The only major difference I saw between the book and movie that bothered me a little were the reactions of the patients to L-Dopa, although I will confess I honestly don't know how they could have done this more honestly without making a four-hour movie or making it very confusing for the viewer. In the movie, L-Dopa is shown to wear off in a way (at least that is the impression I got), and all the patients eventually reverted back to their inert state. I was left with the impression the first time around was that L-Dopa was ultimately a failure. What actually happened is a heck of a lot more complicated. The truth is, the response to L-Dopa was all over the map. A couple of the patients responded extremely well to it, and were able to live out more or less normal lives. A few patients responded well at first, then developed other problems but with a dose adjustment managed to strike a medium between being catatonic and flying off the walls, having uncontrollable tics or other complications related to the drug. Some, after a period of "awakening" went on to develop complications that, even with adjustments, never entirely went away. These patients tended to develop a sensitivity to L-Dopa. Some developed coping mechanisms, but others were left to struggle with tics, uncontrolled movements, sleeplessness, emotional outbursts and more. And for a couple of patients there was no therapeutic benefit at all; Sacks described one of those cases as "catastrophic" and you could tell from his writing he really questioned himself and his tests after this sad case.

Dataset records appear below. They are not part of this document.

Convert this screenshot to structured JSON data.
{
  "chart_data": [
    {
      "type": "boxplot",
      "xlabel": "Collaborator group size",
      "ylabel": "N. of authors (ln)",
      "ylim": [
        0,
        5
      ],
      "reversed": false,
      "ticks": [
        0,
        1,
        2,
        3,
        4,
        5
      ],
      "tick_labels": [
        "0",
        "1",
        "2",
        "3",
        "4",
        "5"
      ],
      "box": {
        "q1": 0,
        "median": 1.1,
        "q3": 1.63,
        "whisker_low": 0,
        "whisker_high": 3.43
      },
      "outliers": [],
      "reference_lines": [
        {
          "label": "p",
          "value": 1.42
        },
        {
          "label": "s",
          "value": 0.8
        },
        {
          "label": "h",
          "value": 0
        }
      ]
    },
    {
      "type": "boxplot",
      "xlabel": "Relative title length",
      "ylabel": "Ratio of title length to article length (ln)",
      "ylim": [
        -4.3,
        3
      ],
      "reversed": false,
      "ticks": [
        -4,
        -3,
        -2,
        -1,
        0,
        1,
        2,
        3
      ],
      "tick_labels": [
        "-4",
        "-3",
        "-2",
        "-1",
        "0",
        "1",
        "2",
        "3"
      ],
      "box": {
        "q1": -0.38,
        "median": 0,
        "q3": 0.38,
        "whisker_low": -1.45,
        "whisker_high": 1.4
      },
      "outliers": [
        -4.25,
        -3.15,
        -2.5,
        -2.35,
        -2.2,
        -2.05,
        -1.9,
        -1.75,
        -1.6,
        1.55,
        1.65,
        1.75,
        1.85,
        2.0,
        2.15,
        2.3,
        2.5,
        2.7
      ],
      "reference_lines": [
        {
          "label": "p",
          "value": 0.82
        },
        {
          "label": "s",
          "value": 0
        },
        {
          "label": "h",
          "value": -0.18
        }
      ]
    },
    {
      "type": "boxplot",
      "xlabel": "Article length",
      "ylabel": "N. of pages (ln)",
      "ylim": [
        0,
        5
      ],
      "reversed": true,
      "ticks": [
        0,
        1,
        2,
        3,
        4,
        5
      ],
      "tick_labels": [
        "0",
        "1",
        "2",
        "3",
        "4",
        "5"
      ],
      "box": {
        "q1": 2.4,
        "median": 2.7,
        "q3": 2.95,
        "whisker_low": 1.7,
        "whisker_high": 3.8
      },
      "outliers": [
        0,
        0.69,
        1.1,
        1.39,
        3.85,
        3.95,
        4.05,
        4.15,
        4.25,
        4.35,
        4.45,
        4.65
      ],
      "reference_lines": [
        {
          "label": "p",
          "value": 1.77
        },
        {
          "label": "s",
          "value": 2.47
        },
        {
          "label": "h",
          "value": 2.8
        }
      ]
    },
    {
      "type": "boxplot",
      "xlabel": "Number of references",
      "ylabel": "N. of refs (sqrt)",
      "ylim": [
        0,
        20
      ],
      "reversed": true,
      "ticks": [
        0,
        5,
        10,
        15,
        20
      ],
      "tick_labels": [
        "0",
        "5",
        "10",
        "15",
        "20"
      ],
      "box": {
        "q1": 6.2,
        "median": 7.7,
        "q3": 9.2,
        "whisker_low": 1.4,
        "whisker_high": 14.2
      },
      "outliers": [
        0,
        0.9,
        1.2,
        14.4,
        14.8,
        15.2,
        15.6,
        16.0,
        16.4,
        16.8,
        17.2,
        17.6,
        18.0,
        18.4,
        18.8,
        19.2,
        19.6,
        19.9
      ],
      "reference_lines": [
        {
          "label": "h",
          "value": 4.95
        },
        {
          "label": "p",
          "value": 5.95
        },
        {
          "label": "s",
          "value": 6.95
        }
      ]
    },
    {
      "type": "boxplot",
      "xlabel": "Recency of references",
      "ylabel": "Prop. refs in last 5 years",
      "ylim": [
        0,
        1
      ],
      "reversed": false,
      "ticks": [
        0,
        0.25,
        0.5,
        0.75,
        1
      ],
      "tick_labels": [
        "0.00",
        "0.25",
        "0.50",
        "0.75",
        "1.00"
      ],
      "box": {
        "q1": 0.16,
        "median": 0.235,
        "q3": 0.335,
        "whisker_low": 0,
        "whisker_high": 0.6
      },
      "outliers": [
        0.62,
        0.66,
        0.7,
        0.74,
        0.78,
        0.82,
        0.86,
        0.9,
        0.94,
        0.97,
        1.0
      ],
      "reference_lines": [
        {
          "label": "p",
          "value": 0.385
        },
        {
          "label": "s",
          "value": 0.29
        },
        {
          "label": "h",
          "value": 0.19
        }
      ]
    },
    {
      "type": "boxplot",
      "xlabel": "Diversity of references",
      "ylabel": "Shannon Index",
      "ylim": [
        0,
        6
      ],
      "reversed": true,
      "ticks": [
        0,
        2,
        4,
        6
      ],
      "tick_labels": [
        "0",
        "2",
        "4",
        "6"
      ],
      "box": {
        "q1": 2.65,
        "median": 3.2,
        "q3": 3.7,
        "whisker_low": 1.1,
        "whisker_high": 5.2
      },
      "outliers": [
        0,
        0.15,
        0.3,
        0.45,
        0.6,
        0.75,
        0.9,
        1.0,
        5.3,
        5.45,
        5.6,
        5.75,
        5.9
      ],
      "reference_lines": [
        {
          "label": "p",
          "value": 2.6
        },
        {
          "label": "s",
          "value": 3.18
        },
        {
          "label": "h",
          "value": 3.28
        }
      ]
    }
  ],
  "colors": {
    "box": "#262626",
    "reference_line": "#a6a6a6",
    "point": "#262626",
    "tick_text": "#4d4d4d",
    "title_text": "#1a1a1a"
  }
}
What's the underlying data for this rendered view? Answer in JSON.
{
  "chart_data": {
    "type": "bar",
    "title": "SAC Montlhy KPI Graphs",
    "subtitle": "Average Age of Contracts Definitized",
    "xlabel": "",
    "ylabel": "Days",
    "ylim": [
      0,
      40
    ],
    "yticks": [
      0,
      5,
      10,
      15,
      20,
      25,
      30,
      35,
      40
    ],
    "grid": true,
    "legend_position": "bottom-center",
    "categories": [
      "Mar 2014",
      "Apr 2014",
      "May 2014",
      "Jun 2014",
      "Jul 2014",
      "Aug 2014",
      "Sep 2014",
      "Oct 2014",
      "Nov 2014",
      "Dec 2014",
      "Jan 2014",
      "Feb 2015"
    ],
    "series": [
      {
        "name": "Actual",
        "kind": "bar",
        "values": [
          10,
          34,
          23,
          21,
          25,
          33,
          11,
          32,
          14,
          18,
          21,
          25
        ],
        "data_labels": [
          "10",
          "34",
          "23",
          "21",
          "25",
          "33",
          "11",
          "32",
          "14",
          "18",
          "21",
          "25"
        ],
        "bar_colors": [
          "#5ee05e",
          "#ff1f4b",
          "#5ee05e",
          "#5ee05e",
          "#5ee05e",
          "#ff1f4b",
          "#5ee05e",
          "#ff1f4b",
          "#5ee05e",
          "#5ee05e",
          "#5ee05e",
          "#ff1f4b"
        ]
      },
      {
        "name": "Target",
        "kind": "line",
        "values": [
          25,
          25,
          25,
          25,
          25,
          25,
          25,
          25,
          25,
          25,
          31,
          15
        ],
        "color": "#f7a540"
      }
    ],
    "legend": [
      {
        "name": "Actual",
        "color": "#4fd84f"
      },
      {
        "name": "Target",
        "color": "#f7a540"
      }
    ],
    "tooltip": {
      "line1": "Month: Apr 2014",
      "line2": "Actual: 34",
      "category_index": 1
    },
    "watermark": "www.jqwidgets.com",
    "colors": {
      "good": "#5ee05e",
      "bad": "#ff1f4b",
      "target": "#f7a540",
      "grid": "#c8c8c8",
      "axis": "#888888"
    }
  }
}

So I guess my final verdict is this: both the movie and the book are excellent. Do understand the movie, by necessity, does take some liberties with the facts (and it even advertises itself as a fictionalized version of events so there's no intentional ploy at dishonesty here). I do recommend, if possible, that people read the book first because there are so many details in the movie that come from real life.
Currently reading: Brave New World, by Aldous Huxley.